Decided to actually pull the back of the car out of the garage to double-check the valves and torque down the lower part of the heads to see if that was causing my low compression reading on cylinder #3. I realized when I tried to check the valves on Thursday night that I had the engine in the complete wrong position. For some reason I hadn’t been able to see the notch in the distributor that signified cylinder #1. I left Thursday night thinking I had done something very wrong, and a couple people on the Type 3 list mentioned that I must have had the engine turned 360 degrees incorrectly if I couldn’t adjust the valves.
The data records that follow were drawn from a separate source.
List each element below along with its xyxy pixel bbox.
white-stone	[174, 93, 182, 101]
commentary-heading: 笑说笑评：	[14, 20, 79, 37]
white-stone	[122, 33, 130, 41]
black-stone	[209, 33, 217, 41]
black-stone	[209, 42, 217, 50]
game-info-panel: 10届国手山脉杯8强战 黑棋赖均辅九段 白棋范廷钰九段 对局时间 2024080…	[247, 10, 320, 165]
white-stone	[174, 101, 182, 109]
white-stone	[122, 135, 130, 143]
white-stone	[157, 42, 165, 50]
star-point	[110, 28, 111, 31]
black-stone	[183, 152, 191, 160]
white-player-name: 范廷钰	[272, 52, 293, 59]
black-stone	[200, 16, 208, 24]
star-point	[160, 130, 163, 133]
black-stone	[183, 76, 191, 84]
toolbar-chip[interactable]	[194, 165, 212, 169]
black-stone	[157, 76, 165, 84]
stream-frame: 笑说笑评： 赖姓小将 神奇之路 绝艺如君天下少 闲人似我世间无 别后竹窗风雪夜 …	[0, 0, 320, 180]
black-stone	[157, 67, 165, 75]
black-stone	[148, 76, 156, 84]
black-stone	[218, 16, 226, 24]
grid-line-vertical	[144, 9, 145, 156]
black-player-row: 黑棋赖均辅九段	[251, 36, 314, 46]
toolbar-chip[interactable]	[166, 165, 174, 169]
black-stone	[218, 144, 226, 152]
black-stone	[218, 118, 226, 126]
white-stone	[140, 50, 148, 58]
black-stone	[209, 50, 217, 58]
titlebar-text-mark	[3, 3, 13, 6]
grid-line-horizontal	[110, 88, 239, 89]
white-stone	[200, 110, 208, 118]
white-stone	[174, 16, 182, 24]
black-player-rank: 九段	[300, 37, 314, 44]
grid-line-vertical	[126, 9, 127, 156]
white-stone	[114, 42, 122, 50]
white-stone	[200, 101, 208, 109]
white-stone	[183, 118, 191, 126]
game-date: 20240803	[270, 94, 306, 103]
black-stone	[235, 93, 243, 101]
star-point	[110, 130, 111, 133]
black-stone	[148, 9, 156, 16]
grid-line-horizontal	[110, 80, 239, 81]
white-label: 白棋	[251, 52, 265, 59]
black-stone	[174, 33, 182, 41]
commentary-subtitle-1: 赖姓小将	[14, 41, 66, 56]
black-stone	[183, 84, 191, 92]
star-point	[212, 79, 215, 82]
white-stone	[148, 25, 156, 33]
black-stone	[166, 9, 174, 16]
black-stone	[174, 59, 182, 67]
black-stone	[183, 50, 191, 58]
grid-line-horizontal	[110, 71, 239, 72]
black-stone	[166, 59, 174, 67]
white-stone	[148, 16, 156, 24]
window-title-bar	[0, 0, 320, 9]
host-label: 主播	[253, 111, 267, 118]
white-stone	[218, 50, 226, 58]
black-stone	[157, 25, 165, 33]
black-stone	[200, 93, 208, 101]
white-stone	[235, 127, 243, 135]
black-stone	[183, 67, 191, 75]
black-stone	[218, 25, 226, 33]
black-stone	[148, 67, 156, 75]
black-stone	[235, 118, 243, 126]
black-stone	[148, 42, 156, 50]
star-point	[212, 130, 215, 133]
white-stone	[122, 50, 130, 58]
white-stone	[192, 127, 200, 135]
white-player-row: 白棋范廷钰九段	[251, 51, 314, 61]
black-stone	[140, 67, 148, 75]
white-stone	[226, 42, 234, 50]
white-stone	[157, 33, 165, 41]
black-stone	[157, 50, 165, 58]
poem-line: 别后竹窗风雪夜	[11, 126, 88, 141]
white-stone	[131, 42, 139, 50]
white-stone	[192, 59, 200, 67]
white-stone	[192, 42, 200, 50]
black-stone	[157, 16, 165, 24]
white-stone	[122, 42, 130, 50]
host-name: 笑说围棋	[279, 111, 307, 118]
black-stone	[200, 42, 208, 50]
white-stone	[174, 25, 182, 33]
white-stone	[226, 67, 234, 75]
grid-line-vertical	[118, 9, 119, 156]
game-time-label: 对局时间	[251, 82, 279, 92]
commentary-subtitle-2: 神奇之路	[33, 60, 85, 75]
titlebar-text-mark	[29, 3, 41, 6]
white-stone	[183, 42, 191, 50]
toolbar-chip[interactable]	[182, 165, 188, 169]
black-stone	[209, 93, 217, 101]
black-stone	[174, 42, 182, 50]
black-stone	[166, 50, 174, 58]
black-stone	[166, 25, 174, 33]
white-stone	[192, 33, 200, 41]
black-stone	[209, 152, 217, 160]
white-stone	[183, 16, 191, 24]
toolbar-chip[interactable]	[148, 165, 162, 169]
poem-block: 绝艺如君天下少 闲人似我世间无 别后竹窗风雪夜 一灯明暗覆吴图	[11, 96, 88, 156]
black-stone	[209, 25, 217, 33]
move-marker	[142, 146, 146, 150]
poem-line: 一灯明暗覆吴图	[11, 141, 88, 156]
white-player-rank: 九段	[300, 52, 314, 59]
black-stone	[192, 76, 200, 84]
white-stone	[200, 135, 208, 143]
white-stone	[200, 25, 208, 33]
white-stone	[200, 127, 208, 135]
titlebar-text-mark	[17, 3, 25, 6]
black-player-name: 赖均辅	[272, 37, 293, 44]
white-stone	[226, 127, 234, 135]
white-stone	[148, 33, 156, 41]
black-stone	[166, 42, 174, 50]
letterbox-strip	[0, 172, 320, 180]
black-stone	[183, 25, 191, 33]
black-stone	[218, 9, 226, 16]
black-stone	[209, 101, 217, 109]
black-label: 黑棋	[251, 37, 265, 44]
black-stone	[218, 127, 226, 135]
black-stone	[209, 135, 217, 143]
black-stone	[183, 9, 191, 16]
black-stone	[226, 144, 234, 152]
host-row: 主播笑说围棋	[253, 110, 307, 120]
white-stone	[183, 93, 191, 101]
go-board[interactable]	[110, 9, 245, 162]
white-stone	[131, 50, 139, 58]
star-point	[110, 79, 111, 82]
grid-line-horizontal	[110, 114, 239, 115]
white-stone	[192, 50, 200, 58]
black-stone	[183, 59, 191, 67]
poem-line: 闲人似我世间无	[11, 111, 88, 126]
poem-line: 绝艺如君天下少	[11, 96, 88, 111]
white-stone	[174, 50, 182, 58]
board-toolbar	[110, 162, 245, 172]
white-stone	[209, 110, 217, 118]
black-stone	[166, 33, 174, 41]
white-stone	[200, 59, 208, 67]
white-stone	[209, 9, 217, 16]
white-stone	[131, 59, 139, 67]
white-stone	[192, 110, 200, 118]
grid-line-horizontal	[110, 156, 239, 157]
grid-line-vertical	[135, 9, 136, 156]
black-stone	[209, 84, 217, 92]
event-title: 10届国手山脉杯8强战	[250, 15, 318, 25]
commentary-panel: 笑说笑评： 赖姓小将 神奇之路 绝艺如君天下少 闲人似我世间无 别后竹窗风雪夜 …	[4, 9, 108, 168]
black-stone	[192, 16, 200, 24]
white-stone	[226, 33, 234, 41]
That’s exactly what had happened. So I turned the engine over to where it should be for cylinder #3 and took the valve cover off, removed the rocker arms and checked the torque on the heads. They were way loose and I was hoping this was my problem. Put the rocker arms back on, torqued them up, did a complete valve adjustment, then did the compression test. I gained 10psi on cylinder #3, but that still only brought it to 60psi, which means either way I’m going to have to pull the engine out. Decided *not* to do that today. Instead, I jacked up the front of the car to get a good look at the underneath of the gas tank & to replace the fuel lines in the front. I discovered a little canister on the front of the torsion bar beam and didn’t know what it was. It went to the pressure outlet of the fuel pump and then to a line in the tunnel. A few posts on the Type 3 list noted that this was a “fuel muffler,” and that most cars either had it removed by now, or could have it removed. I decided to leave it on though and replaced its fuel hoses. The only one I did not do was the one from the three-way plastic plug to the tank itself. I was going to put a long hose on that one so the tank would be easier to take out if and when necessary, but Jim Adney suggested that I leave the tank because it’s tough to seal it up sometimes after you get it out. I’m leaving it. I took the fuel pump with me because I wanted to take it apart, but knowing how much it costs, I think I’ll leave the taking apart for when I have some more cash (or until I it actually fails) in case I futz it up. I do need to get at least one new mounting bracket for the pump though, as it looks like the rubber sheared off from the clamp that holds the pump. The pump was just kind of “resting” on the bushing. Also replaced the fuel filter as well.